Abroad he met Susan Weil, a New York art student who was to become his wife and the mother of his only child, Christopher. Her more sophisticated tastes introduced Rauschenberg to the stimulating enviroment of Black Mountain College and, ultimately, to the New York art world. From this point on, the story becomes more familar, the pace accelerates -- Rauschenberg's early struggle, his frienship with Jasper Johns, collaborations with composer John Cage and choreographer Merce Cunningham, his successful affiliation with art dealer Leo Castelli. In an astonishingly short period of time, Rauschenberg transformed himself from the rawest of neophytes to the dominant figure in postwar painting. He did it by creating work that exemplified what critic Tom Hess saw as a "shift from aesthetics to ethics; the picture was no longer supposed to be Beautiful but True -- an accurate representation . . . of the artist's interior sensation and experience. If this meant that a painting had to look vulgar, battered, and clumsy -- so much the better."

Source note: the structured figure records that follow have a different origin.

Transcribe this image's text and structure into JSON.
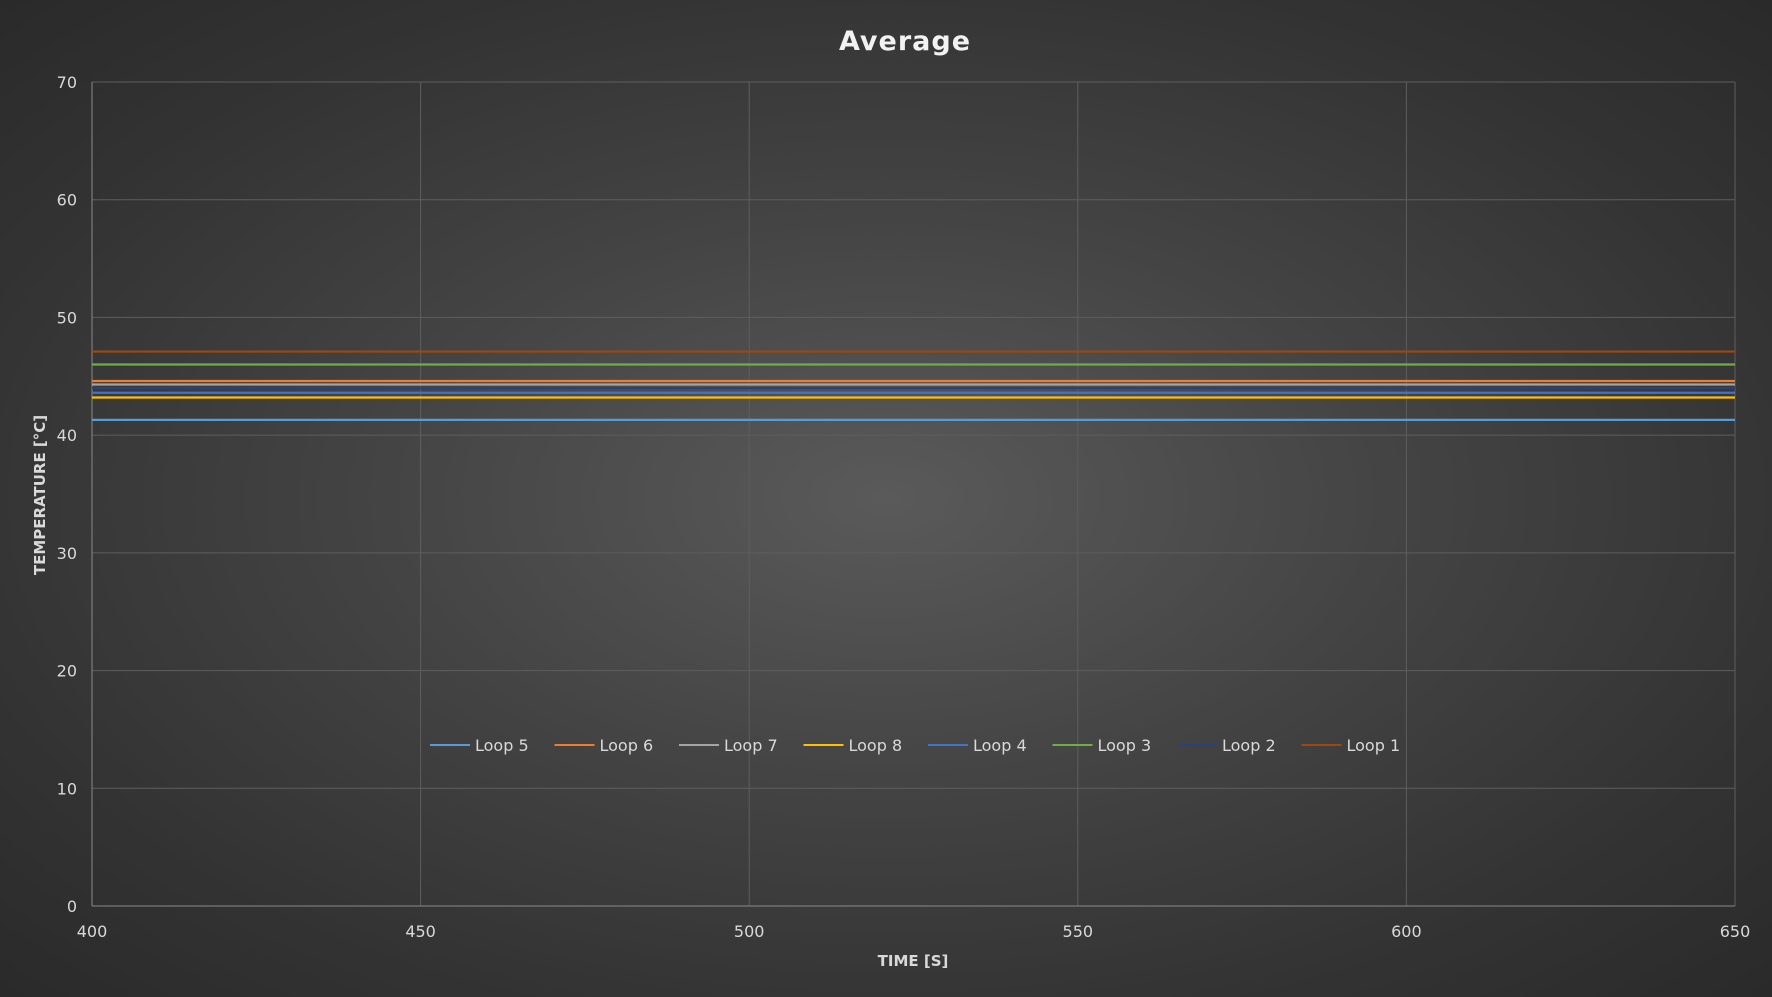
{
  "chart_data": {
    "type": "line",
    "title": "Average",
    "xlabel": "TIME [S]",
    "ylabel": "TEMPERATURE [°C]",
    "xlim": [
      400,
      650
    ],
    "ylim": [
      0,
      70
    ],
    "x_ticks": [
      400,
      450,
      500,
      550,
      600,
      650
    ],
    "y_ticks": [
      0,
      10,
      20,
      30,
      40,
      50,
      60,
      70
    ],
    "grid": true,
    "legend_position": "center",
    "series": [
      {
        "name": "Loop 5",
        "color": "#5b9bd5",
        "x": [
          400,
          650
        ],
        "y": [
          41.3,
          41.3
        ]
      },
      {
        "name": "Loop 6",
        "color": "#ed7d31",
        "x": [
          400,
          650
        ],
        "y": [
          44.6,
          44.6
        ]
      },
      {
        "name": "Loop 7",
        "color": "#a5a5a5",
        "x": [
          400,
          650
        ],
        "y": [
          44.3,
          44.3
        ]
      },
      {
        "name": "Loop 8",
        "color": "#ffc000",
        "x": [
          400,
          650
        ],
        "y": [
          43.2,
          43.2
        ]
      },
      {
        "name": "Loop 4",
        "color": "#4472c4",
        "x": [
          400,
          650
        ],
        "y": [
          43.6,
          43.6
        ]
      },
      {
        "name": "Loop 3",
        "color": "#70ad47",
        "x": [
          400,
          650
        ],
        "y": [
          46.0,
          46.0
        ]
      },
      {
        "name": "Loop 2",
        "color": "#264478",
        "x": [
          400,
          650
        ],
        "y": [
          44.0,
          44.0
        ]
      },
      {
        "name": "Loop 1",
        "color": "#9e480e",
        "x": [
          400,
          650
        ],
        "y": [
          47.1,
          47.1
        ]
      }
    ]
  }
}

This story on its own has the energy to carry the book. Tomkins, however, feels compelled to write the art history of the time as well, devoting chapters to such topics as Abstract Expressionism and Pop Art. Rather than seeing this material from Rauschenberg's perspective, Tomkins attempts to write "straight" art history; but since the author is not a historian, he relies on the standard texts. The result is a restatement of familiar material which, at its worst, is little more than a chronology of key moments in modern art. The impact of this rehash of history on biography is deadening. After a while Rauschenberg's like appears to be little more than a series of bulletins breaking into the flow of events. Suddenly, for example, the reader is told that "Bob was drinking a lot." But, because the development of character was abandoned several chapters back in favor of the development of Rauschenberg's art and contemporary art in general, the essential connection between the artist's life and work is lost.
Curiously, this distance from Rauschenberg as a person is accentuated by a trait that was very valuable in Tomkins' profiles. The cool, neutral style that works so well in The New Yorker seems at odds with a full-length biography and with Rauschenberg himself. Because there are no crescendoes, no big moments in the writings, nothing propels the story forward, and the artist himself is diminished. When something occurs that is downright weird, it appears, in Tomkins tasteful prose, to be merely eccentric. Passion becomes mild tension.
Tomkins to also far too reticent about Rauschenberg's personal life. For example, the break-up of his marriage and the love affair with Johns -- the change from hetero-to homosexuality -- deserves more attention and analysis. What the reader is left with is a problem of definition. If Tomkins intended to write a history of the period with Rauschenberg as the symbol of the era, then a fresher perspective was needed. If this was, in fact, to have been a biography, then Rauschenberg has not been allowed to emerge from the background, his genius and complexity is never fully explored.